Üyesi bulunduğumuz ATATÜRKÇÜ DÜŞÜNCE DERNEĞİ’NİN KURULUŞ NEDENİ VE ÜYELERİN GÖREVLERİ:
“ Atatürk'ün bedensel varlığının artık aramızda bulunmamasından cesaret alan içteki ve dıştaki kimi olumsuz güçler, O'nun yeni Türk Devletini yaratma doğrultusunda ilk adımı attığı 19 Mayıs 1919'un üzerinden tam 70 yılın geçtiği bu günlerde, Atatürk devrim ve ilkelerine karşı, açık ya da kapalı saldırılarını doruğa ulaştırmış bulunmaktadır. Bundan daha kötüsü, plânlı ve sinsi bir çalışma ile, o devrim ve ilkeleri gelecekte yok etmek çabası içindeler.
Oysa Atatürk;
Sadece ‘bağımsızlığı tümüyle tehlikeye düşmüş Türk Ulusunu ve yurdunu emperyalist güçlerin işgalinden kurtaran bir büyük asker’ değildir.
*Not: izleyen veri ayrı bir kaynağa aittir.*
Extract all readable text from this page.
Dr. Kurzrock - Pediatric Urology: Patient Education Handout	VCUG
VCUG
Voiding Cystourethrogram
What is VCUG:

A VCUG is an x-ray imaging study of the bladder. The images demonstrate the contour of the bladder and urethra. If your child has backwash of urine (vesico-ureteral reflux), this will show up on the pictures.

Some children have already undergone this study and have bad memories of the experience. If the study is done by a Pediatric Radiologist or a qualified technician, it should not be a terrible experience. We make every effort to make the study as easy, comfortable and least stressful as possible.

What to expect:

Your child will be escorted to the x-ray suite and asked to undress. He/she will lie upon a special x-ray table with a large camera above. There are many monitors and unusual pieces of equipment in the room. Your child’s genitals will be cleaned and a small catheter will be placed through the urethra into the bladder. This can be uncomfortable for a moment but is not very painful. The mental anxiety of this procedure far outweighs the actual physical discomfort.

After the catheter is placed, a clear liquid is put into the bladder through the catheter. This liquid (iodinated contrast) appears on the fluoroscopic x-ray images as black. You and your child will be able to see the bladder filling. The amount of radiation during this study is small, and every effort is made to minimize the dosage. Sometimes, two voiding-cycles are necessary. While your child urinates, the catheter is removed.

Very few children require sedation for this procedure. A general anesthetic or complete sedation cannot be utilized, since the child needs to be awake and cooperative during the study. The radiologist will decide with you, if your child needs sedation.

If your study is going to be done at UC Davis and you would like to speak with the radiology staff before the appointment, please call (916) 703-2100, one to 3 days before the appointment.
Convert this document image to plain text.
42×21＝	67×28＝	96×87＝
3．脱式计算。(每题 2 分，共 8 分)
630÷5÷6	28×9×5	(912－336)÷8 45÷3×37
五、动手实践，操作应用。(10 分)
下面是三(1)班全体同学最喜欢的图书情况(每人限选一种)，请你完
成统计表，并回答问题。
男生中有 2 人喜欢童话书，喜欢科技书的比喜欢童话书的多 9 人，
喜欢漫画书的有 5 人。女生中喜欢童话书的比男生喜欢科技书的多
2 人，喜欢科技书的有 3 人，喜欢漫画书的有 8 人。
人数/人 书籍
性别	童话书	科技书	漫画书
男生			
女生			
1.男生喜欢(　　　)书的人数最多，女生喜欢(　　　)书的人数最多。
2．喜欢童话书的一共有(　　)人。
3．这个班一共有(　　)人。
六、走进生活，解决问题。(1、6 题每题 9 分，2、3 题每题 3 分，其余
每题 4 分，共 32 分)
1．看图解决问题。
O, bunun çok daha ötesinde, örneğin siyasal, kültürel ve ekonomik alanlar başta olmak üzere, her alanda bağımsızlığımızı yok edici ya da kısıtlayıcı olumsuz bağları koparan;
Ulusal egemenliği gerçekleştirerek Türkiye Cumhuriyeti'ni kuran;
Kişisel inançlara dokunmayarak, toplumumuzu Ortaçağ zihniyetinden ve şeriattan kaynaklanan ‘nakil’e dayalı kurum ve kurallardan kurtarıp, sürekli biçimde çağdaş ve uygar bir ulus olmanın ve böyle kalmanın yollarını gösteren , ‘akıl’a dayalı lâik düşünce, lâik hukuk ve lâik öğretim sistemlerini toplum yaşamında egemen kılan;
Tüm özgürlüklerin ve insan haklarının, Sosyal Hukuk Devletinin ve çoğulcu demokrasinin yolunu açan;
Yüzyıllarca ikinci sınıf insan durumuna düşürülmüş Türk kadınını gerçek yerine yükseltip, eşit haklara ve eşit onura sahip insan ve yurttaş yaparak yapay eşitsizlikleri kaldıran;
İçten ve dıştan kaynaklanan her tür sömürüye karşı çıkarak, halkın yalnız siyasal değil, ekonomik ve sosyal alanda da gerçek efendi durumuna gelmesini ve tüm yurttaşların gönencini devletin varlık nedeni ve amacı sayan;
Ulusal ekonominin girişimcilerin keyfine, yalnız kâr ve rekabet mekanizmasına göre başıboş biçimde işlemesine değil, toplumun ve tüm yurttaşların gereksinimlerini karşılayacak biçimde devlet tarafından yönlendirilmesini ilke olarak benimsemiş ve benimsetmiş olan;
Yurdumuzun yeraltı ve yerüstü zenginliklerinden, Türkiye halkının yararlanmasını benimseyen ve kabul ettiren; Misak-ı Millî sınırları içinde ‘Türk'üm’ diyen herkesin Türk olduğu ölçütünü getirerek, ırkçılığı reddedip; yapıcı, olumlu ve çağdaş Türk Ulusalcılığını yaratarak, onu devletimizin temel ilkelerinden biri yapan;
Her yurttaşın eğitimden, bilimden ve sanattan payını almasını, ‘fikri hür, irfanı hür, vicdanı hür kuşaklar’ın yetiştirilmesini devletin başta gelen görevi yapan;
Kültür emperyalizminden kurtulabilmemiz ve eğitimin yaygınlaştırılabilmesi için yeni Türk harflerini kabul etmenin yanında Türk dilinin arındırılması ve zenginleştirilmesini büyük bir toplumsal görev sayan;
Türk Ulusunun tarihini, çağdaş insan kökenine bağlayan;
‘Yurtta barış, Dünyada barış’ ilkesi ile devlet yaşamında ve uluslararası ilişkilerde kaba kuvveti, rkçılığı, saldırı savaşını mahkûm eden;
Dış politikada ‘Dünya uluslar ailesinin eşit haklara sahip onurlu bir üyesi olma’ ölçütünü ve
‘karşılıklılık kuralını’ vazgeçilmez ilke yapan;
Bütün ulusların insanlık ailesinin bir parçası olduğunu vurgulayarak, insanlığın bütünleşmesi düşüncesinin tohumlarını atan Çağdaş Devlet Kurucusu’dur.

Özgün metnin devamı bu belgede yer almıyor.